Sempre vemos muitas propagandas, comerciais de TV e redes sociais, programas dedicados à maternidade com relatos de muitas mulheres-mães. 

Mas será que maio, o “mês das mães”, todas as maternidades são representadas, valorizadas e vistas? 

Trazendo o recorte da maternidade atípica te digo que ainda não! 

Pouco se aborda sobre a mãe da pessoa com deficiência a não ser trazendo o discurso trágico de que “vivemos um luto” ao descobrir o diagnóstico de um filho com deficiência. Ou, matérias repletas de trechos chamando-nos de “guerreiras”, “especiais” e “escolhidas por deus”. Aquela pesquisa bastante conhecida de que a nossa maternidade é mais estressante que a rotina de um soldado em guerra, sempre vem à tona! 

Relatos trazendo a dificuldade de se criar um filho com deficiência são os mais explorados, porque o sofrimento gera engajamento. Uma vez estava reunida com outras mães de pessoas com deficiência e um familiar de uma delas disse: “Vocês são felizes né? Achei que encontraria mulheres tristes aqui.” Porque a idealização que se tem em nossa sociedade é justamente essa, de que somos mães infelizes por termos filhos incapazes. 

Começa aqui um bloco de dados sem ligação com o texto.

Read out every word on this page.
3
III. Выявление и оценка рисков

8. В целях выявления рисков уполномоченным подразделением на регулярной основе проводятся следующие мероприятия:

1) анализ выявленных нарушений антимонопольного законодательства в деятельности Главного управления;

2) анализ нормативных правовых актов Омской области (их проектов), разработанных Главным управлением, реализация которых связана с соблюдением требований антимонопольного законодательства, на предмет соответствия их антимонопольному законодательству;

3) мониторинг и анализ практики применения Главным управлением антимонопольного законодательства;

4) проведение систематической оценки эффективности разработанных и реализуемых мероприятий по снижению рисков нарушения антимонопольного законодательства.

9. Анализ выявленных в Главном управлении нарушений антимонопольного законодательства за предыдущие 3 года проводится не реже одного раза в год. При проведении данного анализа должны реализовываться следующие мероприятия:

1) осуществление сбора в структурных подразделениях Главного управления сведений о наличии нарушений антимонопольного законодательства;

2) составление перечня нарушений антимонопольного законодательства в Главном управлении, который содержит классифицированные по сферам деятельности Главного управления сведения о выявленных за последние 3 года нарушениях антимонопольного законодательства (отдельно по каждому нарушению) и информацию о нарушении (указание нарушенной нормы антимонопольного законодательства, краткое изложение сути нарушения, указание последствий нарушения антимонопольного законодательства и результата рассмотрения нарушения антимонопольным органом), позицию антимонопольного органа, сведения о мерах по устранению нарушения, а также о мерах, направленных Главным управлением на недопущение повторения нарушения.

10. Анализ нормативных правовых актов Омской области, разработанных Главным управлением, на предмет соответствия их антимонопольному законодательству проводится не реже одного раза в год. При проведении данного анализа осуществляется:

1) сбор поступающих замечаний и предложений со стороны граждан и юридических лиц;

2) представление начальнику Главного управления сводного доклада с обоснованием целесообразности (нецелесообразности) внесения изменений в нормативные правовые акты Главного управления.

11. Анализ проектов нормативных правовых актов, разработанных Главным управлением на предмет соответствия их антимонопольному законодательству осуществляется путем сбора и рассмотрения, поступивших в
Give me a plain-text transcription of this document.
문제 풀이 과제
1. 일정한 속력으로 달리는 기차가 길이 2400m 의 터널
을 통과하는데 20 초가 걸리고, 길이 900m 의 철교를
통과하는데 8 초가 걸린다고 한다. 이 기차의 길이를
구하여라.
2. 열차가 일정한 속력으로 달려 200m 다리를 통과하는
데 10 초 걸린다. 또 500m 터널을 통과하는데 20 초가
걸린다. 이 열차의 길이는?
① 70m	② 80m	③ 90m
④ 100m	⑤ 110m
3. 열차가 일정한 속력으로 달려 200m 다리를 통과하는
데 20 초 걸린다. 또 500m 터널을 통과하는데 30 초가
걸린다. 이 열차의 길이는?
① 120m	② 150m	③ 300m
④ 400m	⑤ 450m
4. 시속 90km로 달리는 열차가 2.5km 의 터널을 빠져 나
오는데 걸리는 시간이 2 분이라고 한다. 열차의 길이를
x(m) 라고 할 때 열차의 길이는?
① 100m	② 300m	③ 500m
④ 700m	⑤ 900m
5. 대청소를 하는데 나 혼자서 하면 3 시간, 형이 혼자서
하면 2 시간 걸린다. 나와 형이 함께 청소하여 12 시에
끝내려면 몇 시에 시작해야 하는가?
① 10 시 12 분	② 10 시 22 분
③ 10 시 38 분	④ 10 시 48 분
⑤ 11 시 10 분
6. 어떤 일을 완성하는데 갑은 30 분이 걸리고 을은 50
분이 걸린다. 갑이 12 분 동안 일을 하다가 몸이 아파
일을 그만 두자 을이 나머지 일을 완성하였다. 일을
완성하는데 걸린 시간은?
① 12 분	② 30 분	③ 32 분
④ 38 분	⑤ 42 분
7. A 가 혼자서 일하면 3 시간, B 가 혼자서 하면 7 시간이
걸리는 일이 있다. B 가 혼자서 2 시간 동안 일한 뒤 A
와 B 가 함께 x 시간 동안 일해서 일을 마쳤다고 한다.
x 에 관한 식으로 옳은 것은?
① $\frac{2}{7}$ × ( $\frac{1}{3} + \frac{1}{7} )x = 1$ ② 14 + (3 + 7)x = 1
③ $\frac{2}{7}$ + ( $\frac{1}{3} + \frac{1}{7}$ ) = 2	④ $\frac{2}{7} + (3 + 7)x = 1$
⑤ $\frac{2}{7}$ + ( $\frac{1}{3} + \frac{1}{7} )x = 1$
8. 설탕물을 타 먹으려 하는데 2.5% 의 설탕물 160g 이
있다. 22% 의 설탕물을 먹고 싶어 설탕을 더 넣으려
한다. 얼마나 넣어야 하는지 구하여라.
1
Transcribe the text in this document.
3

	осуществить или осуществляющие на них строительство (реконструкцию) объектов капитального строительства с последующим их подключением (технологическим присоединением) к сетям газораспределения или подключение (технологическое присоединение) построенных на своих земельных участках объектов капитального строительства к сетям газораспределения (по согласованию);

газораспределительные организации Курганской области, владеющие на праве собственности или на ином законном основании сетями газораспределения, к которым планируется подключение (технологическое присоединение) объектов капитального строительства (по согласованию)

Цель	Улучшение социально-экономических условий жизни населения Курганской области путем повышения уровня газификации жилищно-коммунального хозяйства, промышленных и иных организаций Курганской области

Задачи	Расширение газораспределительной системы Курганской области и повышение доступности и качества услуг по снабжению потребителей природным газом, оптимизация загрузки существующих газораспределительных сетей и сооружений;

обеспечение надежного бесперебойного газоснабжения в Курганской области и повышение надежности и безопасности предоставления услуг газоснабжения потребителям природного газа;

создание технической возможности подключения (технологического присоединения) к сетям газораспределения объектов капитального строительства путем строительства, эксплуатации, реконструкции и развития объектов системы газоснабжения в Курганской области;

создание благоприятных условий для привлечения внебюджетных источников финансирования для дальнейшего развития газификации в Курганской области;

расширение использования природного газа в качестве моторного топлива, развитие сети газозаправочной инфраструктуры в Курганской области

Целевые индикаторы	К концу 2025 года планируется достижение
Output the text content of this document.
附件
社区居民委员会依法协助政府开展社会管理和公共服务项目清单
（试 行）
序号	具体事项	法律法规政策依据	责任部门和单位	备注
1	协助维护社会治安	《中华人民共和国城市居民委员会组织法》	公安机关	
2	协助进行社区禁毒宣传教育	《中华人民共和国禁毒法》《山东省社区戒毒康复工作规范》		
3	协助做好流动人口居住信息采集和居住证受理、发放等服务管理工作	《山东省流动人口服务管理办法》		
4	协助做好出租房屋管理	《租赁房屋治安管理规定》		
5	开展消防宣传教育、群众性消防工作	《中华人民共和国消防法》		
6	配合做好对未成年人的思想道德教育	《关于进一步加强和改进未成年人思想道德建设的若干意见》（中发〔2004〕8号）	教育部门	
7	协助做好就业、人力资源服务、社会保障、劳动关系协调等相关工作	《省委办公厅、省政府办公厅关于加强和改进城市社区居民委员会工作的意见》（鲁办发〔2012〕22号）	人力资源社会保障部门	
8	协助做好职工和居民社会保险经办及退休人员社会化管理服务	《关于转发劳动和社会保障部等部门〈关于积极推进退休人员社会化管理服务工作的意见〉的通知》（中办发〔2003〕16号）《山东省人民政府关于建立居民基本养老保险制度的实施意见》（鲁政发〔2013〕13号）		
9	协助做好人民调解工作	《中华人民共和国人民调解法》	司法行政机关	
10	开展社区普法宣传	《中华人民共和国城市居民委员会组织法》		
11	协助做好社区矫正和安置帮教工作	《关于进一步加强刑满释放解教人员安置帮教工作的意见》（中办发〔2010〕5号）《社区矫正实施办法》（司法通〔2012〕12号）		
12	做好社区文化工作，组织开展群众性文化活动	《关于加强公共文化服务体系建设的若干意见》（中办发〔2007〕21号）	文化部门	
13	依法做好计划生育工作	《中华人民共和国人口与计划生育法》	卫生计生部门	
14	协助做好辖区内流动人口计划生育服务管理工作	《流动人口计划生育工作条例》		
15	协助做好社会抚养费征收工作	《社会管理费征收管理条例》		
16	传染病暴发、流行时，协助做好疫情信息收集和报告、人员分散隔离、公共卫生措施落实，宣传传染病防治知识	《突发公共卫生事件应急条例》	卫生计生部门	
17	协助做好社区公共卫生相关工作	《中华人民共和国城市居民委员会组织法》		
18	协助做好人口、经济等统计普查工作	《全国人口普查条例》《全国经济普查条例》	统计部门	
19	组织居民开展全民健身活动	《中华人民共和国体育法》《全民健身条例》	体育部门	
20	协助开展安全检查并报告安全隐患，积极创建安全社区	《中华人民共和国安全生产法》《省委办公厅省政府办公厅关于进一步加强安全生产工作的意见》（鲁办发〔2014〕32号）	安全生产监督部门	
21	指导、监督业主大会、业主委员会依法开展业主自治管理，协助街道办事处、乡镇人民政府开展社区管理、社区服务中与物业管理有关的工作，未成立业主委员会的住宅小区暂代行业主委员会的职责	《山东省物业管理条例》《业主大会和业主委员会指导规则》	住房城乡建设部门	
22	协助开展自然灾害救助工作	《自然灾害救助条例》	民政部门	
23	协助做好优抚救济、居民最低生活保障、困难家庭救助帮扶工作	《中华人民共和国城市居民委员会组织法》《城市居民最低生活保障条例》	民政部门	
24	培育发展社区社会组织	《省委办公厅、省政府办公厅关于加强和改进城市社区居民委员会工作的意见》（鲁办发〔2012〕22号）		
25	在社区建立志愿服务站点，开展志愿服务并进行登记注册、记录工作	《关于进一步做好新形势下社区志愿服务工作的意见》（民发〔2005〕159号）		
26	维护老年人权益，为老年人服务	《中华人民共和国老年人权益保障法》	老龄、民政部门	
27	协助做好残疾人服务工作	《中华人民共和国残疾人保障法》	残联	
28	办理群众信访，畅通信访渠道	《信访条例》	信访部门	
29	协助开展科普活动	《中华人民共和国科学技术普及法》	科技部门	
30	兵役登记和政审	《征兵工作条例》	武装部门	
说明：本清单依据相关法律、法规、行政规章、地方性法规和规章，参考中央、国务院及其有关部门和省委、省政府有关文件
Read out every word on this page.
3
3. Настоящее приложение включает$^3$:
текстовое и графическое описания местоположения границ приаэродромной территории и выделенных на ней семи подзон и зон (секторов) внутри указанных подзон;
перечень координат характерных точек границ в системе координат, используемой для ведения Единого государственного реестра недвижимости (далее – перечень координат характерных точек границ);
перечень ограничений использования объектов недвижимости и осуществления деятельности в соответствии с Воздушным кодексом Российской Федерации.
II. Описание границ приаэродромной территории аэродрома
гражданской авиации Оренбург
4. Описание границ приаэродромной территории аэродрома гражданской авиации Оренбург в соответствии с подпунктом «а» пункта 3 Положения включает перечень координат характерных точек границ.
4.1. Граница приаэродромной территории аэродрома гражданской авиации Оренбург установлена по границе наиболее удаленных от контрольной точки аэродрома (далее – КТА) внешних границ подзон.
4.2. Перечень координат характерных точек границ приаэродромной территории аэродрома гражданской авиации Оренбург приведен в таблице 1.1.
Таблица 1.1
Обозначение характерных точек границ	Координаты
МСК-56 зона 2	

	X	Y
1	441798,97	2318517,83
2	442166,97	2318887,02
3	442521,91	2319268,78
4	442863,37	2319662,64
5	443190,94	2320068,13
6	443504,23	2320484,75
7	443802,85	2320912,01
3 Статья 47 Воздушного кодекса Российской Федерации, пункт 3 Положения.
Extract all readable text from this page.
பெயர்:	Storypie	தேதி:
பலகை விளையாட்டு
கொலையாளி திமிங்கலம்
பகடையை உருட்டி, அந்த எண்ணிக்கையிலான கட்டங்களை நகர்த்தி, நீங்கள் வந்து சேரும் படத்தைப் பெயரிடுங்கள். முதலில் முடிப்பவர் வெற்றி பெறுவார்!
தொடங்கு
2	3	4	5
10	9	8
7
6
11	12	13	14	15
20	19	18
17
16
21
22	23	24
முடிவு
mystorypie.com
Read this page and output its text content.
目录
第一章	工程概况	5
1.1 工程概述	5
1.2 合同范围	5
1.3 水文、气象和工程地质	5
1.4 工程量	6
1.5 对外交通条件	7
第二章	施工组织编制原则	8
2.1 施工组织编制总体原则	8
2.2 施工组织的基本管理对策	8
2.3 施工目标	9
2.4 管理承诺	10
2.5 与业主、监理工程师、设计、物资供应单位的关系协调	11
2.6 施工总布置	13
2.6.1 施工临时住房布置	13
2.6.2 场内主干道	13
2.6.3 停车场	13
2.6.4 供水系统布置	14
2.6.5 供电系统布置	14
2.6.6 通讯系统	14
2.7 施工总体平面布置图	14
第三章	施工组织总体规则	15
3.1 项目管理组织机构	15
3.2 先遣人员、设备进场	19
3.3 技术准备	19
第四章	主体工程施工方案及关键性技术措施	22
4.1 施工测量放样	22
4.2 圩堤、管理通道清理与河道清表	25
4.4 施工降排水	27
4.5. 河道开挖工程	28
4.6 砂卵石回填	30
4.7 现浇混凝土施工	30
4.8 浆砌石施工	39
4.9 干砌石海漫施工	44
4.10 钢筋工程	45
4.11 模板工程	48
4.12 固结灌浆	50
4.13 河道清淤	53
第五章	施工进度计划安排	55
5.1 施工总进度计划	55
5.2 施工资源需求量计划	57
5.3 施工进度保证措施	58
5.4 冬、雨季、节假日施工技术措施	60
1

Mas a pesquisa do Instituto Baresi, de 2012, indicando que 78% dos pais acabam abandonando a família pouco tempo depois que o filho com deficiência recebe o diagnóstico, é sempre citada. Sempre! Essa pesquisa revela duas coisas: a primeira é a falta de dados atualizados sobre o maternar atípico. E a segunda é que homens abandonam seus filhos com deficiência e famílias porque eles precisarão de mais apoio, cuidado, atenção, paciência e aprender itens a mais pra paternidade atípica e muitos desses homens não querem. Porque precisarão cuidar integralmente. O privilégio de não poder cuidar, é masculino.  

E se trouxermos mais um recorte dentro da maternidade atípica, temos mais de 11 milhões de mães solos no Brasil. Como a vida da mãe solo avança, se ela fica limitada a garantir que os direitos do filho sejam assegurados? 

As evidências da ausência de políticas públicas, do abandono paterno, da falta de oportunidades no mercado de trabalho, da escassez de políticas públicas do cuidado que sobrecarregam e marginalizam as mães atípicas, estão aí. Mas nada é feito. 

E quando iremos tratar das oportunidades pra essas mulheres mães-atípicas? Quando vamos parar de achar que ter um filho com deficiência é algo penoso, um castigo?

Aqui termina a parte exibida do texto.